For 2025–2026, Malaysia’s economy is projected to grow moderately. Despite external challenges such as global trade tension and uncertain export demand, domestic drivers including household consumption and tech-sector investment provide a stable foundation.

OECD forecasts Malaysian GDP growth at approximately 3.8% in 2025, with a slight increase expected in 2026. Supporting factors include low unemployment, rising labor participation, and the recovery of tourism and certain export commodities.

Risks remain including fluctuations in global export demand, potential inflationary pressures if energy subsidies are reduced, and external uncertainty due to trade conflicts and protectionism.

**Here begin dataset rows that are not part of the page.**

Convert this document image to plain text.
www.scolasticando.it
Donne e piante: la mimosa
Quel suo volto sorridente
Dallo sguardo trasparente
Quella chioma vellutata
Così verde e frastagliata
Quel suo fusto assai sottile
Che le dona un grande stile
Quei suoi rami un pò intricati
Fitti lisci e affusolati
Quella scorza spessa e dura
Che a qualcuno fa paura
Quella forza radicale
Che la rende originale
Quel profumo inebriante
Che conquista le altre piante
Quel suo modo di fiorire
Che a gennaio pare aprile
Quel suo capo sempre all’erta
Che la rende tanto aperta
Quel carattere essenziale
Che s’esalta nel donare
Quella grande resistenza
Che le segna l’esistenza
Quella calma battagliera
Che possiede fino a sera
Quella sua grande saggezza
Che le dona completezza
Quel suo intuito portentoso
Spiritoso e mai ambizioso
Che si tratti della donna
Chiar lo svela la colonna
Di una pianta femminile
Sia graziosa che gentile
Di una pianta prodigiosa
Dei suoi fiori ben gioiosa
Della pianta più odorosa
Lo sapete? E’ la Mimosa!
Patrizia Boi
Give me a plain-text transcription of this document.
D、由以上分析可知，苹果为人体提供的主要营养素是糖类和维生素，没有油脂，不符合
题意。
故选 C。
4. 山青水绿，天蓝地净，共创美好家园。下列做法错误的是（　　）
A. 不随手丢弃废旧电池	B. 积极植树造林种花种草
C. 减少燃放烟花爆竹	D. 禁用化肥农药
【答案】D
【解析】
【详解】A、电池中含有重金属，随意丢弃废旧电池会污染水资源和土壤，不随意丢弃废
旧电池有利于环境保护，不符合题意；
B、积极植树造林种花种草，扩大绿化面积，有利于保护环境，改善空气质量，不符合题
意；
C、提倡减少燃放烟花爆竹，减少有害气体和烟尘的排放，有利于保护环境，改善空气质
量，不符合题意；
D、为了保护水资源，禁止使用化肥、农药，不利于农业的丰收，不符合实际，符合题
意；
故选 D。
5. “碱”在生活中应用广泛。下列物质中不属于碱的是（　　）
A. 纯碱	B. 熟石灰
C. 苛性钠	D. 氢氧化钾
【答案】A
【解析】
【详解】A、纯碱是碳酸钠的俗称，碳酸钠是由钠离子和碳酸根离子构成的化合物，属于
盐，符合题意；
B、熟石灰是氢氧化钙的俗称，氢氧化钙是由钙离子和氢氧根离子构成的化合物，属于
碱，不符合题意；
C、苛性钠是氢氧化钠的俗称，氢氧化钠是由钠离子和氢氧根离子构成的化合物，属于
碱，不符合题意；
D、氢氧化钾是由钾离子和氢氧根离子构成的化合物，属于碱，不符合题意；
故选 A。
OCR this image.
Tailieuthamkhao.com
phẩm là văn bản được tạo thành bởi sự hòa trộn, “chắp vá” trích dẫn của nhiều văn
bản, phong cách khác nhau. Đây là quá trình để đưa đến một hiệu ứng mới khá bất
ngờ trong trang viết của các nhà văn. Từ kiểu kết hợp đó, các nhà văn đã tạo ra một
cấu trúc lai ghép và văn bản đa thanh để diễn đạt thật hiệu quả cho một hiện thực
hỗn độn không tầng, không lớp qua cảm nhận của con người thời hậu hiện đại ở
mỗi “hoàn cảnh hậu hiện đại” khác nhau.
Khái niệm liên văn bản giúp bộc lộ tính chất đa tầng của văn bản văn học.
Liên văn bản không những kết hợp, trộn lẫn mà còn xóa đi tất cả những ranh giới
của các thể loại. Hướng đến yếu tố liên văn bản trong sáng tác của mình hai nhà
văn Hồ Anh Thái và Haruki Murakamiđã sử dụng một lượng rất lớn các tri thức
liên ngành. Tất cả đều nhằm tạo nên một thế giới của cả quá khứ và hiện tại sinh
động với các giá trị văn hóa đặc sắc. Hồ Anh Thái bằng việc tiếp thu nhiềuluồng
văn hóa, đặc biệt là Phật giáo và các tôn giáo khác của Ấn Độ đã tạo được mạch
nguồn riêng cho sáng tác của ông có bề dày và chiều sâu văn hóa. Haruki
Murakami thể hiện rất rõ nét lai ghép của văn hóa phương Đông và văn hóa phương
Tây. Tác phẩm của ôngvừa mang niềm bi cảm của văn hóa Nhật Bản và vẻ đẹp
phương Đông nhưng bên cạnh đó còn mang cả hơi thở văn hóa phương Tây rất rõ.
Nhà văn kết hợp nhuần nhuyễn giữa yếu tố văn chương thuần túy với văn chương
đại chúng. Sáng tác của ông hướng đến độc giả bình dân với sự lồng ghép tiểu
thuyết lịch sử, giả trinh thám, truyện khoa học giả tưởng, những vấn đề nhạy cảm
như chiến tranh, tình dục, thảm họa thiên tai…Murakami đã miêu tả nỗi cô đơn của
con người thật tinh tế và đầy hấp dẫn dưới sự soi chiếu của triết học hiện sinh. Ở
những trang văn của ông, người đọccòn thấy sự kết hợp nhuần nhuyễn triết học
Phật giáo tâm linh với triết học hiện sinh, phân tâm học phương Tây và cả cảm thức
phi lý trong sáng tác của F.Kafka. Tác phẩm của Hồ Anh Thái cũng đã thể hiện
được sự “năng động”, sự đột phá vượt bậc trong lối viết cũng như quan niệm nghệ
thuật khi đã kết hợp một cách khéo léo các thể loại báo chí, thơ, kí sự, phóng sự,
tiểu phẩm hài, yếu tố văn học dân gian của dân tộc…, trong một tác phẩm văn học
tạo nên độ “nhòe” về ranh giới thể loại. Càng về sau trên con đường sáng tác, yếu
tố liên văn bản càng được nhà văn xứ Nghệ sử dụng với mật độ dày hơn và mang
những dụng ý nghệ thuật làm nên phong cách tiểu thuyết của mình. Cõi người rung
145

Indonesia (and Broader Southeast Asia)

Although not all country-specific data are detailed, OECD’s analysis indicates that Southeast Asian countries including Indonesia show relative resilience to global shocks, thanks to a combination of domestic demand, stimulus policies, and economic adaptation.

Previous OECD estimates suggested Indonesia’s economic growth around 4.9–5.2% in 2025, later revised slightly to 4.7–4.9% depending on domestic and global conditions. Indonesia benefits from regional integration, diversified economic activities, and participation in global supply chains.

Why Southeast Asia Remains Resilient

OECD highlights several key factors helping Southeast Asia including Malaysia and Indonesia outperform projections despite global pressures:

  • Strong domestic demand: Stable household consumption, supported by healthy labor markets and rising participation rates (especially in Malaysia).
  • Economic diversification and structural adaptation: Multiple sectors manufacturing, commodity exports, services, and tech investment reduce dependence on any single industry.
  • Regional and global partnerships: Cooperation with international organizations such as OECD provides policy guidance, regulatory frameworks, and global market access, helping stabilize economies.

Future Challenges & Risks

Despite current stability, OECD warns of several risks:

  • Global trade tensions & tariffs — Protectionist policies from major economies could hurt exports and supply chains affecting Southeast Asia.
  • Policy uncertainty & global financial fluctuations — Interest rates, capital flows, and foreign investment shifts can impact macroeconomic stability and exchange rates.
  • External dependency — Many economies remain reliant on exports and global demand; a slowdown abroad could affect domestic output.

Implications for Malaysia & Indonesia

For policymakers, businesses, and investors in Malaysia and Indonesia, the OECD findings highlight:

  • Support domestic demand: Maintaining purchasing power, job stability, and household consumption is crucial.
  • Accelerate economic transition: Diversify into technology-intensive, capital-intensive, and clean energy sectors to enhance resilience.
  • Strengthen regional & global cooperation: Supply chain integration, trade collaboration, and investment-friendly policies can support long-term growth.
  • Monitor external risks: Trade policies, interest rate changes, and geopolitical developments can influence domestic economic stability.

Despite significant global challenges trade conflicts, policy uncertainty, and financial volatility OECD’s latest report shows Southeast Asia, including Malaysia and Indonesia, demonstrates resilience and stronger-than-expected economic performance. Maintaining growth will rely on sound domestic policies and the region’s ability to withstand external shocks.